If a company already has IoT devices, such as security cameras or access control card readers, in its facilities, the first step is segmentation, says Morey Haber, vice president of technology for security vendor BeyondTrust.
“Get them off your main network,” he adds. “Keep them on a completely isolated network and control access to them; that’s the best recourse.”
If the organization can’t do that and it’s in a highly regulated environment, such as a financial firm subject to PCI compliance, it should replace the devices and reinstall them on a segmented network, Haber says.
Organizations should also change all default user accounts and passwords for IoT devices, Sockrider says. “Disable them if possible. If you can’t, then change them. If you can’t change them, then block them.”
For organizations that are looking to install IoT devices, Haber says they should plan to install them on a segmented network and ask integrators about the security of the devices.
Sample questions include: Do they maintain a service level agreement for critical vulnerabilities? What is the lifespan of the device? How often will patches be released?
“And the last thing that becomes even more critical: What is the procedure for updating?” Haber says. “Because if you have to physically go to each one and stick an SD card in with a binary to do the upload, that’s unfeasible if you’re buying thousands of cameras to distribute to your retail stores worldwide. There’s no way of doing that.”

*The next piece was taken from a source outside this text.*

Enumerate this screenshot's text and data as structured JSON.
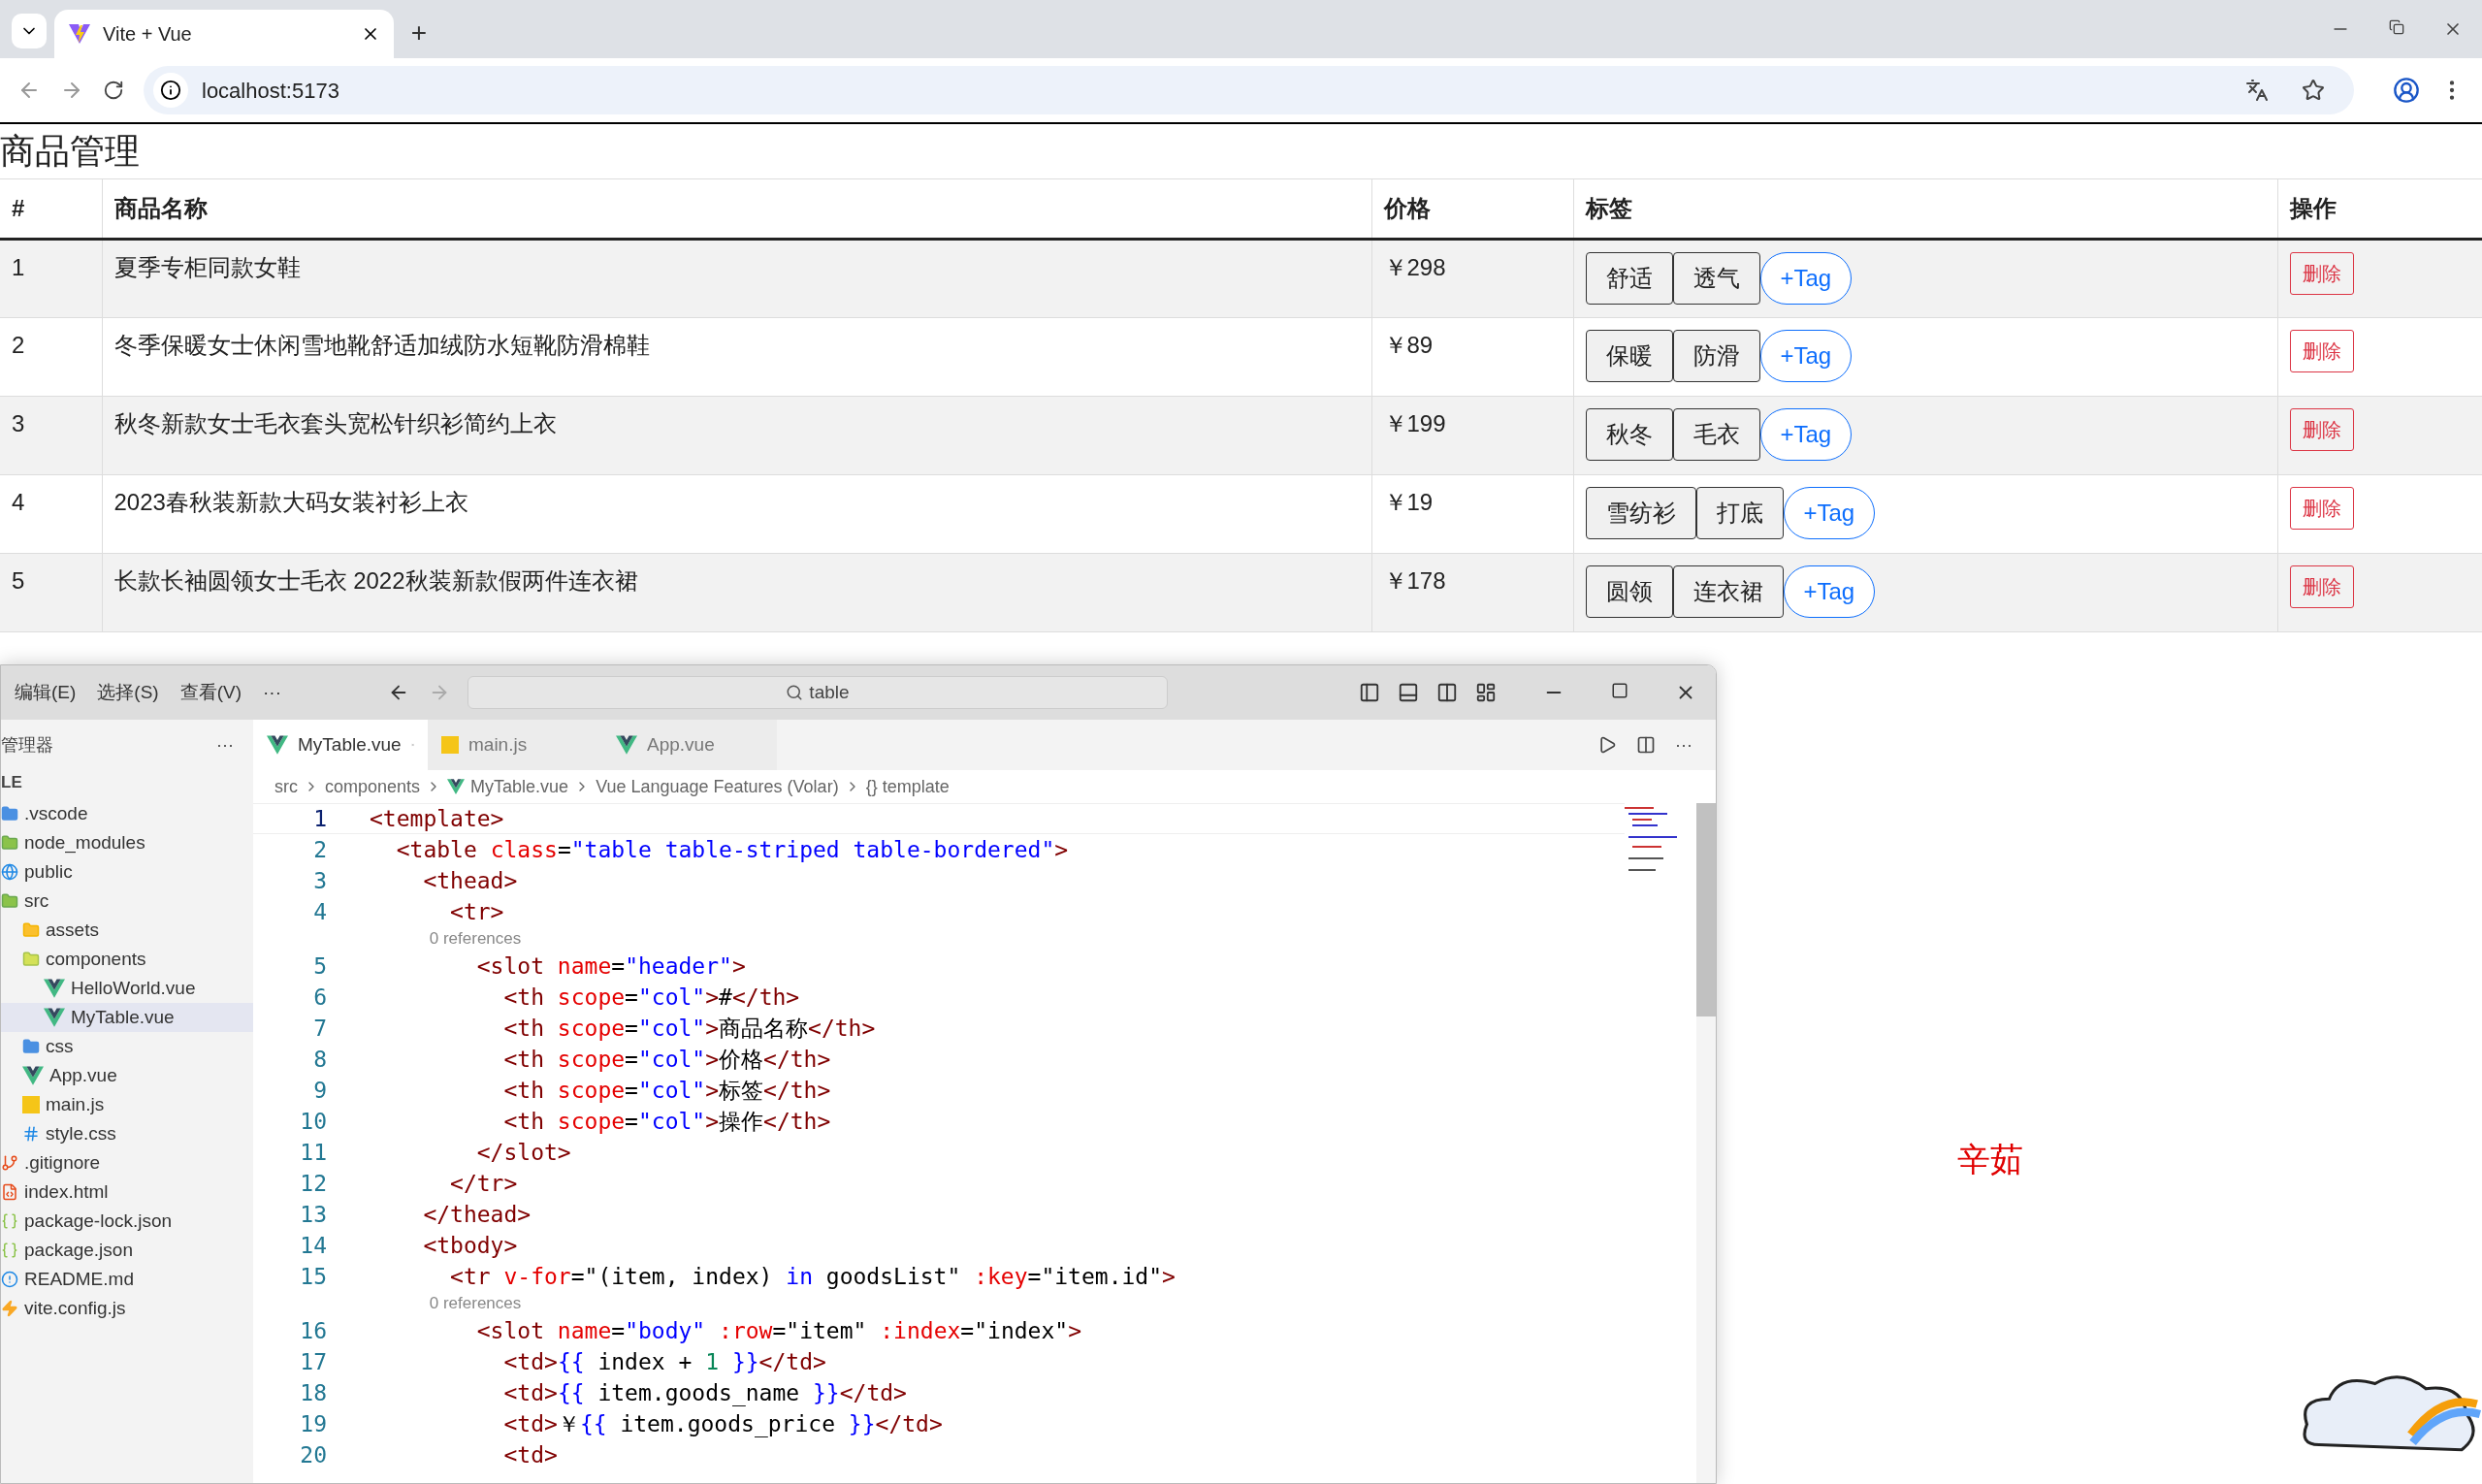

Organizations should also look at their policies around allowing employees to bring in their own devices to the workplace and allowing them to connect to the network.
For instance, employers should be wary when an employee who brings in a new toaster connects it to the company Wi-Fi without anyone else’s knowledge. “That type of Shadow IT using IoT devices is where the high risk comes from,” Haber explains.
And organizations should also look to see what they can do to block inside traffic from their network getting out.
“Think about it in the reverse; normally we’re trying to keep bad stuff out of our network, but in this case, we want to keep the bad stuff from leaving our network,” Sockrider says. “Because in this case, if an IoT device on your network is compromised, it’s not necessarily trying to attack you, it’s trying to attack someone else and you can be a good citizen by blocking that outbound traffic and preventing it from doing so.”
While companies can take steps to reduce the likelihood that their devices will be compromised by a botnet and used to attack others, attacks—like the Dyn attack—are likely to continue, Malik says.
“We’ll probably only see more creative ways of these attacks going forward,” he explains. “At the moment, it’s primarily the webcams and DVRs, but you’re probably going to see different attacks that are more tailored towards specific devices and maybe even a change of tactics. Instead of going after Dyn…taking down a smaller competitor.”
Malik also says he anticipates that cyber criminals will conduct these more creative attacks through purchasing DDoS as a service, a growing industry over the past few years.
“Some providers are just as good, if not better than, professional legitimate services,” Malik says. “It’s very easy; they offer support. You just go there, you click buy, send the Bitcoins, enter your target, and job done. You don’t even need any technical expertise to do this. It’s very, very convenient.”